Thursday 1 October 2015

The Book Report: When Is A Contest Not A Contest?


Mysterious Press is a long running publishing imprint which is part of the Grove Atlantic Group. It specializes, naturally, in mystery and crime fiction, and is very selective about who it even considers publishing. To be looked at your novel must be submitted by an accredited literary agent, and I'm pretty sure that agent being someone they know and do business with regularly, and author having a publishing track record, probably doesn't hurt either.


That's why it surprised me to see them announce that they were having a contest. Writers could submit their novels to them and the winner gets published and a cash prize of about $25,000.

Sounds like a great contest, doesn't it?

Maybe, but it doesn't look like much of a contest to me. I'll get to that in a second, but first I need to give a bit of an explanation:

You see, to get published a writer needs to win the lottery, multiple times.

First you have to get someone at an agency or a publisher to read your work and like it enough to pass it along up the industry's food chain.

Second, you have to have someone higher up the publishing food chain like it and give it the green-light to be published, and not get what happened to me.  One time a novel of mine went right up to the publisher's desk, but he died suddenly, the replacement management lost it for 2+ years. Then an assistant editor found it and asked me to give them a second chance, I agreed, and I didn't hear from them again until 6 years and 11 months after I had originally submitted my novel. Then a bottom rung volunteer slush pile reader sent me a terse rejection letter that pretty much said that all my previous dealings with the company meant nothing, and those that had been promised to look at it, had never looked at it during all those years. And this was by a company that bragged about how respectfully it treated writers in their allegedly open submission policy.

Then your book has to be deemed good enough for them to market aggressively in the hope that it will find an audience. And let's hope that management or ownership doesn't change during this period, because the new regime might just dump your book for reasons that have nothing to do with quality or sales potential.

Then the book has to find that audience and sell well enough to open the door wide enough for the author to get another book published.

At each step a writer is basically buying a lottery ticket with their blood, sweat, and tears, and each ticket has about 1,000,000 to 1 odds against it.

Which is why when a publisher announces a contest looking for new novels the hearts of writers who haven't won any of these lotteries brightens a little bit.

Then they looked at the rules and wondered why they were calling it a contest at all.

You see writers, both new or established, cannot enter their novels into Mysterious Press' contest.
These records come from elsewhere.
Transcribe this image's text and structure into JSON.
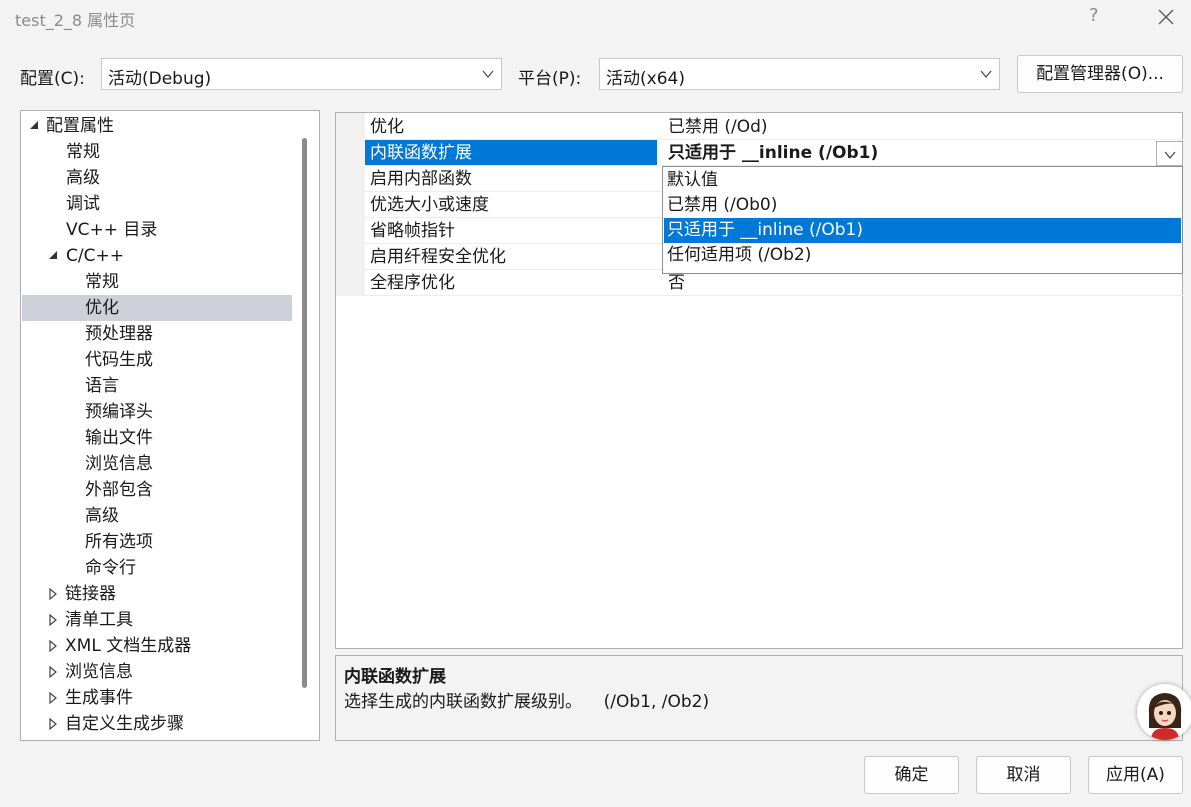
{
  "window": {
    "title": "test_2_8 属性页",
    "help_label": "?"
  },
  "config": {
    "config_label": "配置(C):",
    "config_value": "活动(Debug)",
    "platform_label": "平台(P):",
    "platform_value": "活动(x64)",
    "manager_button": "配置管理器(O)..."
  },
  "tree": {
    "items": [
      {
        "label": "配置属性",
        "twisty": "expanded"
      },
      {
        "label": "常规"
      },
      {
        "label": "高级"
      },
      {
        "label": "调试"
      },
      {
        "label": "VC++ 目录"
      },
      {
        "label": "C/C++",
        "twisty": "expanded"
      },
      {
        "label": "常规"
      },
      {
        "label": "优化",
        "selected": true
      },
      {
        "label": "预处理器"
      },
      {
        "label": "代码生成"
      },
      {
        "label": "语言"
      },
      {
        "label": "预编译头"
      },
      {
        "label": "输出文件"
      },
      {
        "label": "浏览信息"
      },
      {
        "label": "外部包含"
      },
      {
        "label": "高级"
      },
      {
        "label": "所有选项"
      },
      {
        "label": "命令行"
      },
      {
        "label": "链接器",
        "twisty": "collapsed"
      },
      {
        "label": "清单工具",
        "twisty": "collapsed"
      },
      {
        "label": "XML 文档生成器",
        "twisty": "collapsed"
      },
      {
        "label": "浏览信息",
        "twisty": "collapsed"
      },
      {
        "label": "生成事件",
        "twisty": "collapsed"
      },
      {
        "label": "自定义生成步骤",
        "twisty": "collapsed"
      }
    ]
  },
  "grid": {
    "rows": [
      {
        "name": "优化",
        "value": "已禁用 (/Od)"
      },
      {
        "name": "内联函数扩展",
        "value": "只适用于 __inline (/Ob1)",
        "selected": true
      },
      {
        "name": "启用内部函数",
        "value": ""
      },
      {
        "name": "优选大小或速度",
        "value": ""
      },
      {
        "name": "省略帧指针",
        "value": ""
      },
      {
        "name": "启用纤程安全优化",
        "value": ""
      },
      {
        "name": "全程序优化",
        "value": "否"
      }
    ],
    "dropdown_options": [
      "默认值",
      "已禁用 (/Ob0)",
      "只适用于 __inline (/Ob1)",
      "任何适用项 (/Ob2)"
    ],
    "dropdown_highlighted": "只适用于 __inline (/Ob1)"
  },
  "description": {
    "title": "内联函数扩展",
    "text": "选择生成的内联函数扩展级别。    (/Ob1, /Ob2)"
  },
  "buttons": {
    "ok": "确定",
    "cancel": "取消",
    "apply": "应用(A)"
  },
  "colors": {
    "selection_blue": "#0078d7",
    "tree_selection": "#cdd0d9"
  }
}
The novels must be entered, both electronically, and in print, by the writer's accredited literary agent.

Basically, the contest is them operating as usual, looking only at the people they would normally be looking at who already won at least one of publishing's lotteries, and would probably give more attention to someone who won two or more. And the prize, when you look at from that way, looks like a pretty standard publishing advance.

Why call it a contest if the company isn't changing any of its procedures and only pre-existing winners need apply?

Contests for writers are supposed to be about beating the odds, and selling the myth that quality is all a book needs to be discovered, not pre-existing connections to the publishing world. This "contest" totally flops in that respect.
It reminds me of an institution in Canada that was started in the late 1980s by some up and coming Canadian film and television companies. It's mission statement was to foster NEW Canadian writers to write NEW Canadian films.

I called them and asked them what it took to qualify for the programs. Their answer was that to qualify as a NEW Canadian writer you had to have had 2 feature films produced in Canada by a company they recognized, and at least on screenplay under option with a Canadian company they recognized.

At the time there were about 2 writers in Canada under forty who might have qualified as "NEW" but even that chance was slim.

I asked an employee what they expected to accomplish with these guidelines and they just shrugged and said they didn't know. It did make the companies sponsoring this foundation look like they were doing something about the image that Canada's film industry was a closed shop run by a bunch of middle aged bureaucrats and near-bureaucrats who didn't give a toss about new people or even audiences.

This looks like that mindset has spread to American publishing.

1 comment:

  1. Wow lol That is why I start blaster books lol which publisher house did that one happen at?